Cette évolution jurisprudentielle s’inscrit dans un mouvement plus large de responsabilisation des acteurs de la copropriété. Le droit de contestation des décisions d’assemblée générale, garanti par l’article 42 de la loi de 1965, demeure fondamental, mais son exercice abusif est désormais plus sévèrement sanctionné. L’équilibre entre la protection des droits individuels et la préservation de l’intérêt collectif constitue la ligne directrice de cette évolution normative.

Le défi de l’adaptation aux nouvelles configurations immobilières

Les règles de vote en assemblée générale doivent désormais s’adapter à l’émergence de structures immobilières complexes. Les ensembles immobiliers mixtes, associant copropriété classique, volumes et associations syndicales libres, posent des défis inédits en matière de gouvernance. La loi 3DS du 21 février 2022 a introduit des dispositions spécifiques pour ces configurations hybrides.

La pondération des voix fait l’objet d’une attention particulière. Traditionnellement basée sur les tantièmes de copropriété, elle peut désormais intégrer d’autres critères dans certaines configurations. Pour les résidences-services, par exemple, la loi autorise une répartition des droits de vote tenant compte de l’usage effectif des services par chaque catégorie de copropriétaires, introduisant ainsi une forme d’équité fonctionnelle.

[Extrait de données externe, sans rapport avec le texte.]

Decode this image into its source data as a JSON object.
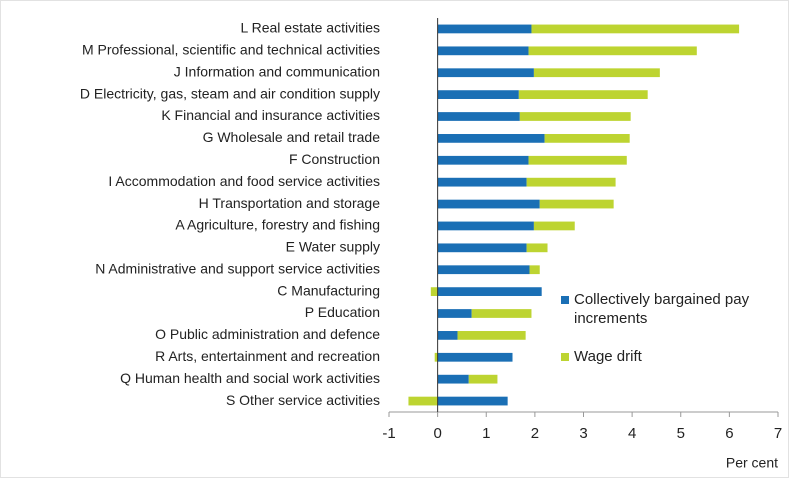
{
  "chart_data": {
    "type": "stacked_barh",
    "categories": [
      "L Real estate activities",
      "M Professional, scientific and technical activities",
      "J Information and communication",
      "D Electricity, gas, steam and air condition supply",
      "K Financial and insurance activities",
      "G Wholesale and retail trade",
      "F Construction",
      "I Accommodation and food service activities",
      "H Transportation and storage",
      "A Agriculture, forestry and fishing",
      "E Water supply",
      "N Administrative and support service activities",
      "C Manufacturing",
      "P Education",
      "O Public administration and defence",
      "R Arts, entertainment and recreation",
      "Q Human health and social work activities",
      "S Other service activities"
    ],
    "series": [
      {
        "name": "Collectively bargained pay increments",
        "color": "#1a6fb5",
        "values": [
          1.93,
          1.87,
          1.98,
          1.67,
          1.69,
          2.2,
          1.87,
          1.83,
          2.1,
          1.98,
          1.83,
          1.89,
          2.14,
          0.7,
          0.41,
          1.54,
          0.64,
          1.44
        ]
      },
      {
        "name": "Wage drift",
        "color": "#bdd431",
        "values": [
          4.27,
          3.46,
          2.59,
          2.65,
          2.28,
          1.75,
          2.02,
          1.83,
          1.52,
          0.84,
          0.43,
          0.21,
          -0.14,
          1.23,
          1.4,
          -0.06,
          0.59,
          -0.6
        ]
      }
    ],
    "xlabel": "Per cent",
    "xlim": [
      -1,
      7
    ],
    "xticks": [
      -1,
      0,
      1,
      2,
      3,
      4,
      5,
      6,
      7
    ],
    "grid": false
  }
}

La gestion des syndicats secondaires a été clarifiée. Ces entités, dotées de la personnalité morale, disposent désormais d’une autonomie décisionnelle renforcée pour les questions relevant de leur périmètre spécifique. Le président du conseil syndical du syndicat secondaire représente de plein droit les copropriétaires de ce syndicat à l’assemblée générale du syndicat principal, simplifiant ainsi la chaîne décisionnelle dans les ensembles immobiliers complexes.

Les copropriétés à deux, longtemps soumises à un régime juridique inadapté, bénéficient désormais de dispositions spécifiques. L’article 17-1-1 de la loi de 1965, introduit par la loi ÉLAN, prévoit que lorsque l’unanimité est requise, le copropriétaire défaillant, absent ou opposant peut être assigné par l’autre pour faire constater par le juge son opposition abusive. Cette procédure débloque des situations auparavant insolubles dans ces micro-copropriétés.

L’adaptation aux nouvelles formes d’habitat partagé, comme les habitats participatifs ou les colivings, constitue un défi émergent. Ces structures, qui combinent espaces privatifs et services communs étendus, nécessitent des modalités de vote adaptées à leur fonctionnement spécifique. Si la loi ALUR avait posé les premiers jalons juridiques de l’habitat participatif, les modalités précises de gouvernance de ces ensembles innovants restent à affiner.

Ces évolutions traduisent la nécessité d’un droit de la copropriété plus souple, capable de s’adapter à la diversification des formes d’habitat collectif. L’équilibre entre standardisation juridique et prise en compte des spécificités de chaque ensemble immobilier constitue l’un des défis majeurs de cette matière en constante mutation.